Title: Undisclosed Desires 1/?
Rating: PG-13, eventual NC-17.
Universe: Reboot.
Characters: James T. Kirk, Spock, Leonard McCoy and Nyota Uhura.
Warnings: Alternate Reality, slightly OOC, slash, angst.
Words: 743.
Summary: Inspired by Carriers and 28 days later. Earth is now a quarantined planet. The cause? A deadly virus known as the R2259, a hazardous weapon used by Romulans decades ago. Kirk is a survivor being hunted down for his healing abilities. Desperate to find a cure to his mother, Spock founds Kirk and asks him for help.
Disclaimer: I own nothing, unfortunately.
A/N: In this universe, Jim Kirk never went to the Academy. Therefore, he never became the USS Enterprise Captain. This is my first attempt to write a fanfiction in English. Thanks to my awesome beta cozibizzle ! And punk4life1315 for helping me with this chapter.
Also, thanks to my beloved friends Olivia and Helena, for the support. And for listening every time I had a crazy idea about this story (I mean it). I love you, guys!
-x-
Nostalgia isn't the absence of something, but rather the after thoughts of having such things taken away from you. I miss the heat. I miss the sun. I miss the smell of fresh grass. I miss the sound of laughter. I even miss my brother complaining about our farm chores. Most of all, I miss them – my family. It's truly remarkable that my mind still clings onto them, that I can still remember them so vividly. Nothing will ever be the same. I've been through this hell countless years. Numbers aren't really my thing and counting after all this time seems meaningless. The trace of time is like a very smoothly drawn line and most can barely cope with it. Why is it important anyway? We have no hope for a better future. The world is broken beyond repair. We're broken and tainted.
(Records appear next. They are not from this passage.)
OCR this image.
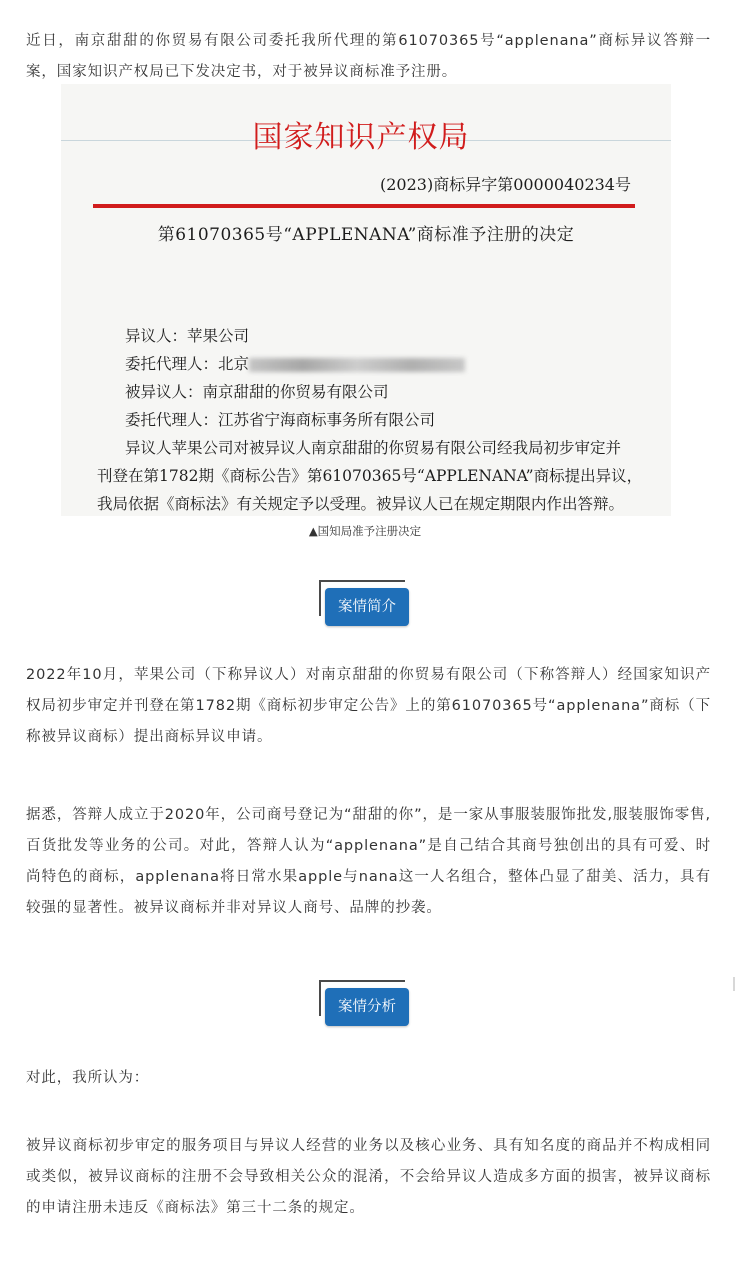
近日，南京甜甜的你贸易有限公司委托我所代理的第61070365号“applenana”商标异议答辩一案，国家知识产权局已下发决定书，对于被异议商标准予注册。

国家知识产权局
(2023)商标异字第0000040234号
第61070365号“APPLENANA”商标准予注册的决定
异议人：苹果公司
委托代理人：北京
被异议人：南京甜甜的你贸易有限公司
委托代理人：江苏省宁海商标事务所有限公司
异议人苹果公司对被异议人南京甜甜的你贸易有限公司经我局初步审定并
刊登在第1782期《商标公告》第61070365号“APPLENANA”商标提出异议，
我局依据《商标法》有关规定予以受理。被异议人已在规定期限内作出答辩。
▲国知局准予注册决定
案情简介

2022年10月，苹果公司（下称异议人）对南京甜甜的你贸易有限公司（下称答辩人）经国家知识产权局初步审定并刊登在第1782期《商标初步审定公告》上的第61070365号“applenana”商标（下称被异议商标）提出商标异议申请。

据悉，答辩人成立于2020年，公司商号登记为“甜甜的你”，是一家从事服装服饰批发,服装服饰零售,百货批发等业务的公司。对此，答辩人认为“applenana”是自己结合其商号独创出的具有可爱、时尚特色的商标，applenana将日常水果apple与nana这一人名组合，整体凸显了甜美、活力，具有较强的显著性。被异议商标并非对异议人商号、品牌的抄袭。

案情分析

对此，我所认为：

被异议商标初步审定的服务项目与异议人经营的业务以及核心业务、具有知名度的商品并不构成相同或类似，被异议商标的注册不会导致相关公众的混淆，不会给异议人造成多方面的损害，被异议商标的申请注册未违反《商标法》第三十二条的规定。
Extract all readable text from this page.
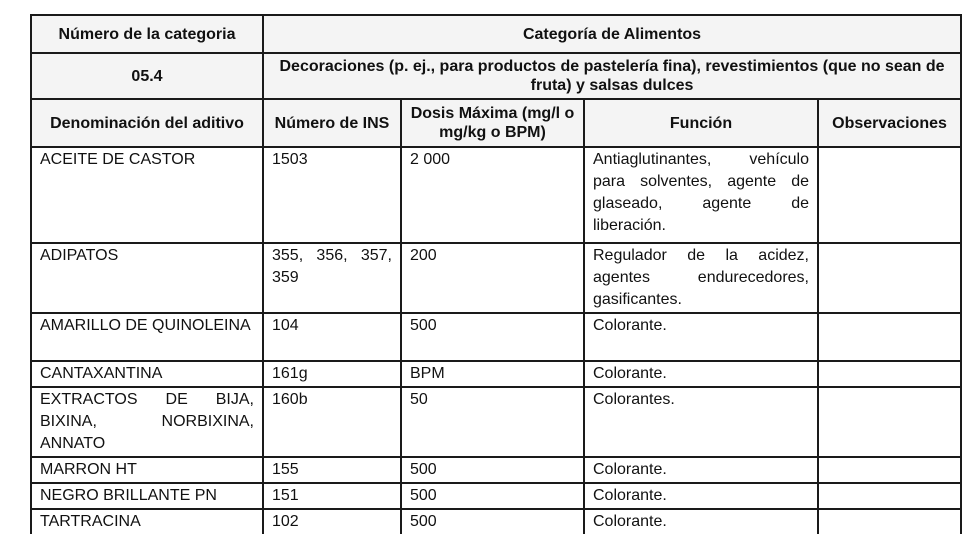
Número de la categoria	Categoría de Alimentos			
05.4	Decoraciones (p. ej., para productos de pastelería fina), revestimientos (que no sean de fruta) y salsas dulces			
Denominación del aditivo	Número de INS	Dosis Máxima (mg/l o mg/kg o BPM)	Función	Observaciones
ACEITE DE CASTOR	1503	2 000	Antiaglutinantes, vehículo para solventes, agente de glaseado, agente de liberación.	
ADIPATOS	355, 356, 357, 359	200	Regulador de la acidez, agentes endurecedores, gasificantes.	
AMARILLO DE QUINOLEINA	104	500	Colorante.	
CANTAXANTINA	161g	BPM	Colorante.	
EXTRACTOS DE BIJA, BIXINA, NORBIXINA, ANNATO	160b	50	Colorantes.	
MARRON HT	155	500	Colorante.	
NEGRO BRILLANTE PN	151	500	Colorante.	
TARTRACINA	102	500	Colorante.	
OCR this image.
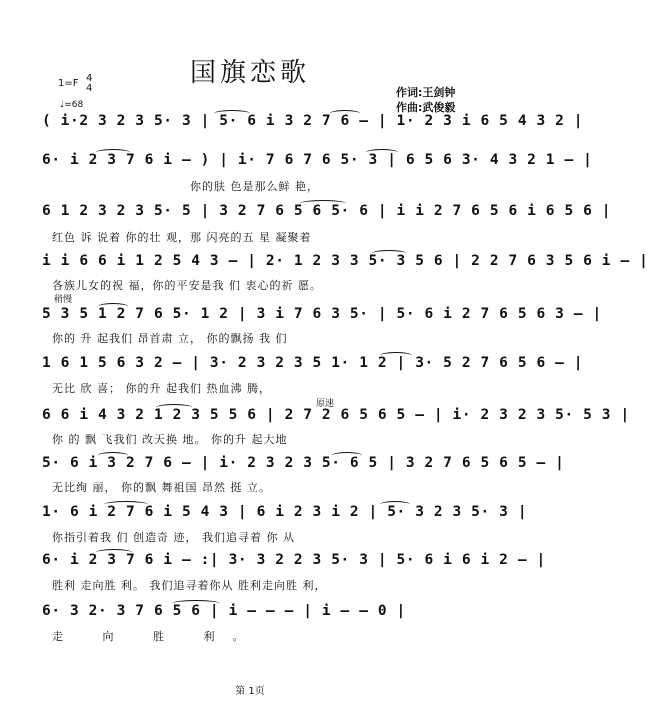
国旗恋歌
作词:王剑钟
作曲:武俊毅
1=F 4
4
♩=68
( i·2 3 2 3 5· 3 | 5· 6 i 3 2 7 6 — | 1· 2 3 i 6 5 4 3 2 |
6· i 2 3 7 6 i — ) | i· 7 6 7 6 5· 3 | 6 5 6 3· 4 3 2 1 — |
你的肤 色是那么鲜 艳，
6 1 2 3 2 3 5· 5 | 3 2 7 6 5 6 5· 6 | i i 2 7 6 5 6 i 6 5 6 |
红色 诉 说着 你的壮 观，那 闪亮的五 星 凝聚着
i i 6 6 i 1 2 5 4 3 — | 2· 1 2 3 3 5· 3 5 6 | 2 2 7 6 3 5 6 i — |
各族儿女的祝 福，你的平安是我 们 衷心的祈 愿。
稍慢
5 3 5 1 2 7 6 5· 1 2 | 3 i 7 6 3 5· | 5· 6 i 2 7 6 5 6 3 — |
你的 升 起我们 昂首肃 立， 你的飘扬 我 们
1 6 1 5 6 3 2 — | 3· 2 3 2 3 5 1· 1 2 | 3· 5 2 7 6 5 6 — |
无比 欣 喜； 你的升 起我们 热血沸 腾，
原速
6 6 i 4 3 2 1 2 3 5 5 6 | 2 7 2 6 5 6 5 — | i· 2 3 2 3 5· 5 3 |
你 的 飘 飞我们 改天换 地。 你的升 起大地
5· 6 i 3 2 7 6 — | i· 2 3 2 3 5· 6 5 | 3 2 7 6 5 6 5 — |
无比绚 丽， 你的飘 舞祖国 昂然 挺 立。
1· 6 i 2 7 6 i 5 4 3 | 6 i 2 3 i 2 | 5· 3 2 3 5· 3 |
你指引着我 们 创造奇 迹， 我们追寻着 你 从
6· i 2 3 7 6 i — :| 3· 3 2 2 3 5· 3 | 5· 6 i 6 i 2 — |
胜利 走向胜 利。 我们追寻着你从 胜利走向胜 利，
6· 3 2· 3 7 6 5 6 | i — — — | i — — 0 |
走 向 胜 利。
第 1页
They call them "condemned", the ones who have the deadly virus which is slowly consuming the entire planet. A fucking hazardous weapon used by Romulans decades ago so they could have their revenge through terrorism. We couldn't contain it – the cure is still unknown and new projects have been abandoned hence the impossibility of a positive turn out. There are some people immune to the R2258 virus. It's a known fact they can't die from the disease... or anything at all. I'm one of those "inoculates" – hunted down by almost all people in hope for a cure. Unfortunately, I've only discovered this when they imprisoned me. Like a lab rat, I got through... I don't know how many tests. But think about the worse week of your life. Think the same again and you still won't even be close.
That's the reason I keep running, so they can't find me again. Rules are simple: stay away from crowded areas, don't be bound to anyone and especially, don't crash in the same place for more than three nights. And it has worked for me so far, this nomad sort of life. Of course, it's neither ideal nor healthy but hey... when you can't die, what is to be considered bad habits? Smoking? Drinking? Insomnia? Being a hypochondriac? Fuck all that. I don't care one bit – and even if I cared, things wouldn't change because dying is a luxury I'd love to have. Being shot, falling off a cliff, drowning, suffocating, overdose. Nothing works for me. Sometimes I can't even feel human and this turmoil overwhelms me in ways I can't deal with. It's too much to conceive.
The radio keeps playing old songs as if we were to remember those times when war meant something different – and in some twisted way, people stood together to comfort each other. Of all things, comfort is not what people have to offer. Instead, doubt and anger became what a human being could relate to. I'm not saying the world was perfect back then, that'd be plain hypocrisy. But I believed in the Federation and of the great things we could achieve with so many ideals. We could afford to be optimistic, as I've said. My life wasn't even that good before everyone died from the disease and left me alone. It's just worse now.
Why, my life wasn't a piece of cake before the virus? I grew up with my mom looking at me with such a painful expression that I always thought it was his fault. His fault that my mom couldn't look at her own son and not remember about him. His fault that she always had to leave Earth, because staying at home was always a difficult task. His fault that she married Frank – an abusive man who only knew how to ask for more beer and punish me and Sam if we didn't go get it for him. Besides, sometimes I thought I deserved such punishment – my actions as a child and as a teenager were not amiable, but somewhat difficult and rebellious. People were always angry with me for some reason and I grew accustomed to their pity once they knew who my father was. "Oh, George Kirk was such a great man", they said as if one could know such thing. He was dead and that's about the most important thing I knew about him. George Kirk was a stranger to me, even if he was the one who saved my life.
And… all that's left for me is this road – empty and endless, like my own existence.